Fitness Trend: Exercise with Ballet Barres
Dancers are used to the exercises performed on the ballet barre. They are intended to develop balance, strength, and flexibility - all things that dancers rely on during their routines. Recently, attention has been brought to the ballet barres for their potential in delivering an effective workout for non-dancers. Whether a person is studying dance or just looking for an interesting fitness program, the ballet barre is something to consider.
History and Benefits
Using a ballet barre as a type of exercise is not exactly a new concept. In the 1950s, the dancer Lotte Berk designed an exercise method that incorporated the ballet barre. Since then, workout trends have been invented and the barre is still being included. One of the advantages is that the exercises are low-impact, making them suitable for virtually all ages and fitness levels.
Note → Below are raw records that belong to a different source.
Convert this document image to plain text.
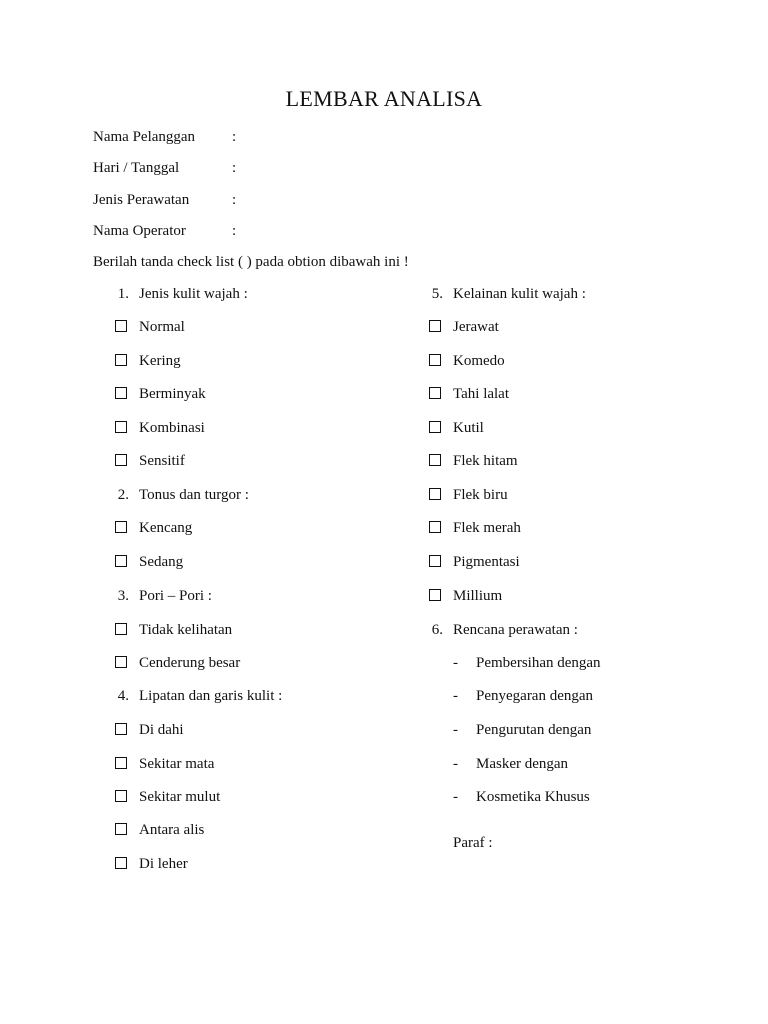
LEMBAR ANALISA
Nama Pelanggan :
Hari / Tanggal	:
Jenis Perawatan	:
Nama Operator	:
Berilah tanda check list ( ) pada obtion dibawah ini !
1. Jenis kulit wajah :
Normal
Kering
Berminyak
Kombinasi
Sensitif
2. Tonus dan turgor :
Kencang
Sedang
3. Pori – Pori :
Tidak kelihatan
Cenderung besar
4. Lipatan dan garis kulit :
Di dahi
Sekitar mata
Sekitar mulut
Antara alis
Di leher
5. Kelainan kulit wajah :
Jerawat
Komedo
Tahi lalat
Kutil
Flek hitam
Flek biru
Flek merah
Pigmentasi
Millium
6. Rencana perawatan :
- Pembersihan dengan
- Penyegaran dengan
- Pengurutan dengan
- Masker dengan
- Kosmetika Khusus
Paraf :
Another positive aspect of barre training is the flow of motion. The various movements and positions are performed one after the other with little rest in between. Heart rates are increased and the cardiovascular system benefits from the improved heart and lung capabilities. Ballet dancers do plenty of stretching, so their muscles and joints are always prepared. Exercises designed to imitate a dancer's program will likely have similar effects. Generally, a ballet barre workout is something that can tone and strengthen most of the major muscle groups while burning calories simultaneously.
For Men and Women
If you watch an actual fitness class that is done with a ballet barre, the forms and positions might seem intimidating. They appear somewhat difficult and painful because of the way the body is held for a certain length of time. Each repetition can allow the person to really feel how it is working. Although this type of exercising may not be for everyone, it can be done by men and women.
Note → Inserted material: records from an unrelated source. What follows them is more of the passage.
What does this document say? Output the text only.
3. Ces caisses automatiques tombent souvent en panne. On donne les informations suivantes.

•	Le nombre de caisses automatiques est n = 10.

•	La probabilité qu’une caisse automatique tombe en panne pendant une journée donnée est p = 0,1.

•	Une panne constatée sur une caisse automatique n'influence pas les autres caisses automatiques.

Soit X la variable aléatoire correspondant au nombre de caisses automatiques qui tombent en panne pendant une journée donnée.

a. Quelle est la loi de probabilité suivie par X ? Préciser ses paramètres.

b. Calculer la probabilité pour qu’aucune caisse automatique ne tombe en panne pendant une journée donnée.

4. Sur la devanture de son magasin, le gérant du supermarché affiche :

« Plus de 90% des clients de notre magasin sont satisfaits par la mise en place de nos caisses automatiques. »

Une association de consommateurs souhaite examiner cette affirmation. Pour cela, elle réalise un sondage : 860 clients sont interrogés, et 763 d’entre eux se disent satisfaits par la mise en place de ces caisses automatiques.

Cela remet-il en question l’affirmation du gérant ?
For women, the lean, toned physique of a ballet dancer is impressive. They look to a ballet barre to achieve those results. Without question, it takes a lot of work to maintain a dancer's body, and non-dancing women do not necessarily have to train in the same way. Basically, a dancer's purpose is to support their dance moves, while a non-dancer's purpose is to stay in shape. The two might use a shared method, but the degree of the training can vary.
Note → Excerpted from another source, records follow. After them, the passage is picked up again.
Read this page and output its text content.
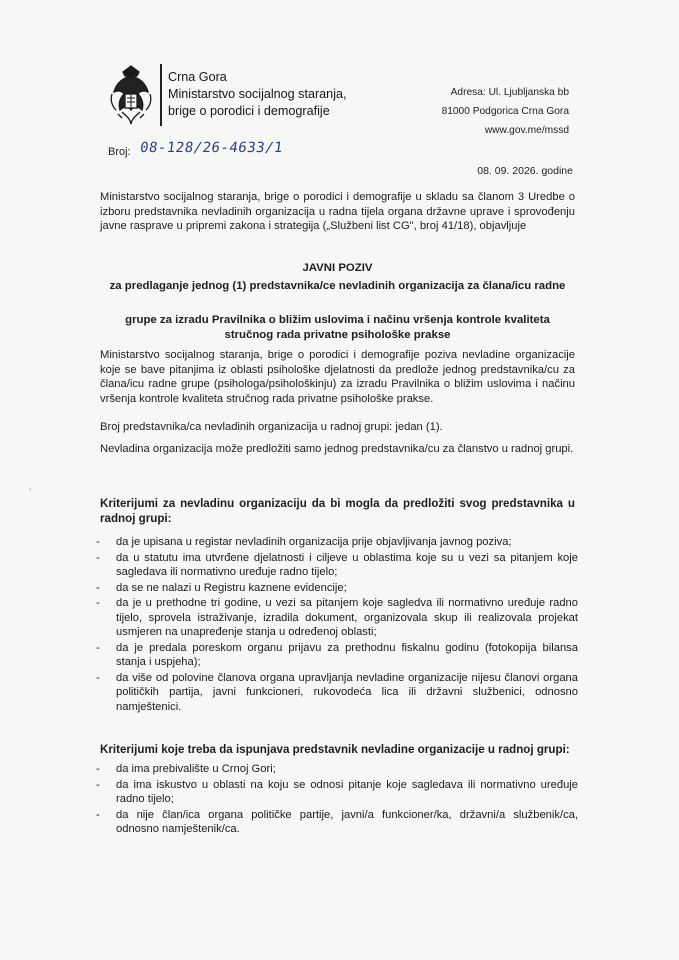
Crna Gora
Ministarstvo socijalnog staranja,
brige o porodici i demografije
Adresa: Ul. Ljubljanska bb
81000 Podgorica Crna Gora
www.gov.me/mssd
Broj: 08-128/26-4633/1
08. 09. 2026. godine
Ministarstvo socijalnog staranja, brige o porodici i demografije u skladu sa članom 3 Uredbe o izboru predstavnika nevladinih organizacija u radna tijela organa državne uprave i sprovođenju javne rasprave u pripremi zakona i strategija („Službeni list CG", broj 41/18), objavljuje
JAVNI POZIV
za predlaganje jednog (1) predstavnika/ce nevladinih organizacija za člana/icu radne
grupe za izradu Pravilnika o bližim uslovima i načinu vršenja kontrole kvaliteta stručnog rada privatne psihološke prakse
Ministarstvo socijalnog staranja, brige o porodici i demografije poziva nevladine organizacije koje se bave pitanjima iz oblasti psihološke djelatnosti da predlože jednog predstavnika/cu za člana/icu radne grupe (psihologa/psihološkinju) za izradu Pravilnika o bližim uslovima i načinu vršenja kontrole kvaliteta stručnog rada privatne psihološke prakse.
Broj predstavnika/ca nevladinih organizacija u radnoj grupi: jedan (1).
Nevladina organizacija može predložiti samo jednog predstavnika/cu za članstvo u radnoj grupi.
·
Kriterijumi za nevladinu organizaciju da bi mogla da predložiti svog predstavnika u radnoj grupi:
- da je upisana u registar nevladinih organizacija prije objavljivanja javnog poziva;
- da u statutu ima utvrđene djelatnosti i ciljeve u oblastima koje su u vezi sa pitanjem koje sagledava ili normativno uređuje radno tijelo;
- da se ne nalazi u Registru kaznene evidencije;
- da je u prethodne tri godine, u vezi sa pitanjem koje sagledva ili normativno uređuje radno tijelo, sprovela istraživanje, izradila dokument, organizovala skup ili realizovala projekat usmjeren na unapređenje stanja u određenoj oblasti;
- da je predala poreskom organu prijavu za prethodnu fiskalnu godinu (fotokopija bilansa stanja i uspjeha);
- da više od polovine članova organa upravljanja nevladine organizacije nijesu članovi organa političkih partija, javni funkcioneri, rukovodeća lica ili državni službenici, odnosno namještenici.
Kriterijumi koje treba da ispunjava predstavnik nevladine organizacije u radnoj grupi:
- da ima prebivalište u Crnoj Gori;
- da ima iskustvo u oblasti na koju se odnosi pitanje koje sagledava ili normativno uređuje radno tijelo;
- da nije član/ica organa političke partije, javni/a funkcioner/ka, državni/a službenik/ca, odnosno namještenik/ca.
Men that would like to be less bulky can try the ballet barre exercises too. For those that are seeking a more sleek upper body, there is always the ballet barre. Often, the movements will assist them in playing other sports, such as tennis or golf.
How to Get Started
Ballet barre exercising is a total body workout. It is gaining popularity and people are even starting to do the workouts at home. A chair, table, or other piece of furniture that has the same function as a barre makes the routines easy to replicate away from the dance studio. There are videos available that show the proper techniques and forms of the movements. Resistance tubing can be added to the workout as an extra challenge in strength training and conditioning.
Remember to talk with your doctor before starting any new fitness program. Ballet dancing itself is a great form of exercise. The exercising with the ballet barres trend just might encourage more people to dance as well.